Genomic Science Program
U.S. Department of Energy | Office of Science | Biological and Environmental Research Program

2024 Abstracts

The Data Transfer Service: FAIR Data Delivery Made Easy

Authors:

A. J. Ireland1* ([email protected]), Jeffrey Johnson2, Kjiersten Fagnan1, Elisha M. Wood-Charlson1 (PI)

Institutions:

1Lawrence Berkeley National Laboratory; 2Cohere Consulting LLC

Goals

Enable integrated scientific research across BER and beyond by facilitating the transfer of data and accompanying metadata between sample, data, and analysis platforms.

Abstract

Researchers working in the DOE BER program have access to a wide range of data and analysis resources across scientific domains. Each platform provides unique capabilities, ranging from user facilities generating data and preliminary analyses (e.g., DOE Joint Genome Institute and Environmental Molecular Sciences Laboratory), linking sample metadata to standardized data analyses (National Microbiome Data Collaborative), enabling complex reproducible analyses for publication [DOE Systems Biology Knowledgebase (KBase)], and serving as a BER project data repository (Environmental System Science Data Infrastructure for a Virtual Ecosystem). However, researchers typically need to use more than one platform for data integration, processing, publication, and/or collaboration with others, and so need to move data from one platform to another.

The lack of cross-platform coordination poses significant challenges to researchers: data transfer is usually performed manually, by downloading from one platform and uploading at another, which tends to be time consuming, difficult to automate or perform at scale, and error prone; it also removes useful metadata, including citation information and data provenance. As established components of the FAIR (findable, accessible, interoperable, and reusable) data principles, it is important that credit information, provenance, and file metadata are preserved; keeping this metadata also enables the tracking and reporting of the impact of samples and data generated by BER researchers and BER-funded data platforms.

This team is embarking on a new effort to build a Data Transfer Service (DTS) (Wood-Charlson et al. 2023) designed to streamline cross-platform research by providing a simple way to search, access, and transfer data between platforms. The DTS will leverage persistent identifiers (e.g., ORCID, DOI) and community-defined standards (e.g., Frictionless; PROV-O) for capturing file information and provenance. The data package delivered by the DTS will include the data file alongside file-level metadata, data citation, and funder information. These will be captured using the KBase Citation Metadata Schema (Ireland and Wood-Charlson 2023), which seamlessly integrates with OSTI and DataCite publishing schemas. The aim is to streamline and incentivize the practice of citing datasets in the same way that one might cite a publication (Wood-Charlson et al. 2022). In the future, the DTS will support the movement not only of public data but also private datasets with secure authentication, and the design is extensible enough that it could be used to connect resources outside BER (e.g., National Center for Biotechnology Information, National Aeronautics and Space Administration), making it a versatile tool for a wide range of scientific investigations.

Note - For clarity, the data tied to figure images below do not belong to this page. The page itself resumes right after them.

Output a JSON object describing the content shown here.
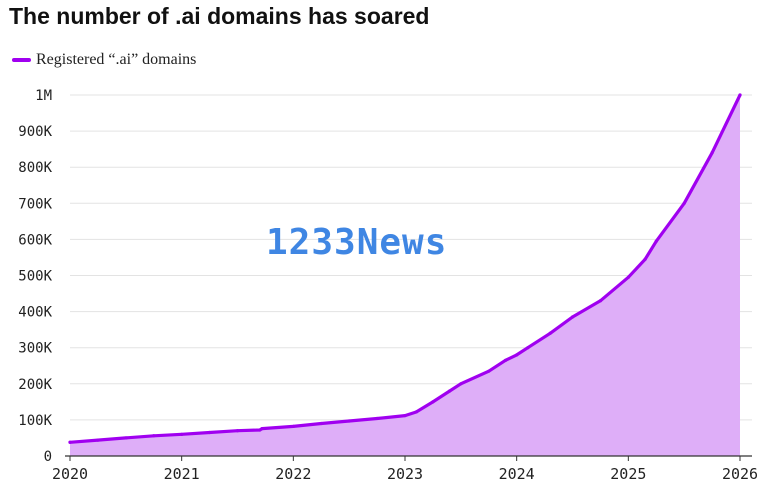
{
  "title": "The number of .ai domains has soared",
  "watermark": "1233News",
  "colors": {
    "line": "#a000f0",
    "fill": "#deaef8",
    "grid": "#e3e3e3",
    "axis": "#333333",
    "watermark": "#3f86e3"
  },
  "chart_data": {
    "type": "area",
    "title": "The number of .ai domains has soared",
    "xlabel": "",
    "ylabel": "",
    "legend": {
      "position": "top-left",
      "entries": [
        "Registered “.ai” domains"
      ]
    },
    "grid": true,
    "x_ticks": [
      "2020",
      "2021",
      "2022",
      "2023",
      "2024",
      "2025",
      "2026"
    ],
    "y_ticks": [
      "0",
      "100K",
      "200K",
      "300K",
      "400K",
      "500K",
      "600K",
      "700K",
      "800K",
      "900K",
      "1M"
    ],
    "y_tick_values": [
      0,
      100000,
      200000,
      300000,
      400000,
      500000,
      600000,
      700000,
      800000,
      900000,
      1000000
    ],
    "xlim": [
      2020,
      2026
    ],
    "ylim": [
      0,
      1000000
    ],
    "series": [
      {
        "name": "Registered “.ai” domains",
        "x": [
          2020.0,
          2020.25,
          2020.5,
          2020.75,
          2021.0,
          2021.25,
          2021.5,
          2021.7,
          2021.72,
          2022.0,
          2022.25,
          2022.5,
          2022.75,
          2023.0,
          2023.1,
          2023.25,
          2023.4,
          2023.5,
          2023.75,
          2023.9,
          2024.0,
          2024.1,
          2024.3,
          2024.5,
          2024.75,
          2025.0,
          2025.15,
          2025.25,
          2025.5,
          2025.75,
          2026.0
        ],
        "y": [
          38000,
          44000,
          50000,
          56000,
          60000,
          65000,
          70000,
          72000,
          76000,
          82000,
          90000,
          97000,
          104000,
          112000,
          122000,
          150000,
          180000,
          200000,
          235000,
          265000,
          280000,
          300000,
          340000,
          385000,
          430000,
          495000,
          545000,
          595000,
          700000,
          840000,
          1000000
        ]
      }
    ]
  }
}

The ability to easily move data between BER platforms, without the hassle of manual transfers or the risk of losing valuable metadata and provenance information, will be a significant benefit to the many researchers who use more than one platform for data analysis, management, and publication. The DTS not only promises to improve the efficiency of data transfers and facilitate cross-platform collaboration, but also to enhance the integrity and usability of the data itself, paving the way for new insights and facilitating advances in scientific research.

References

Ireland, A. J., and E. M. Wood-Charlson. 2023. “KBase Credit Metadata Schema.” Accessed April 2024. KBase. DOI:10.25982/1984203.

Wood-Charlson, E. M., et al. 2022. “Ten Simple Rules for Getting and Giving Credit for Data,” PLoS Computational Biology 18(9), e1010476. DOI:10.1371/journal. pcbi.1010476.

Wood-Charlson, E. M., et al. 2023. “Data Transfer Service,” DMPTool. DOI:10.48321/D1W96D.

Funding Information

This work is supported as part of the Genomic Science program of BER. The Data Transfer Service project is funded by the DOE, Office of Science, BER program under award number DE-AC02-05CH11231.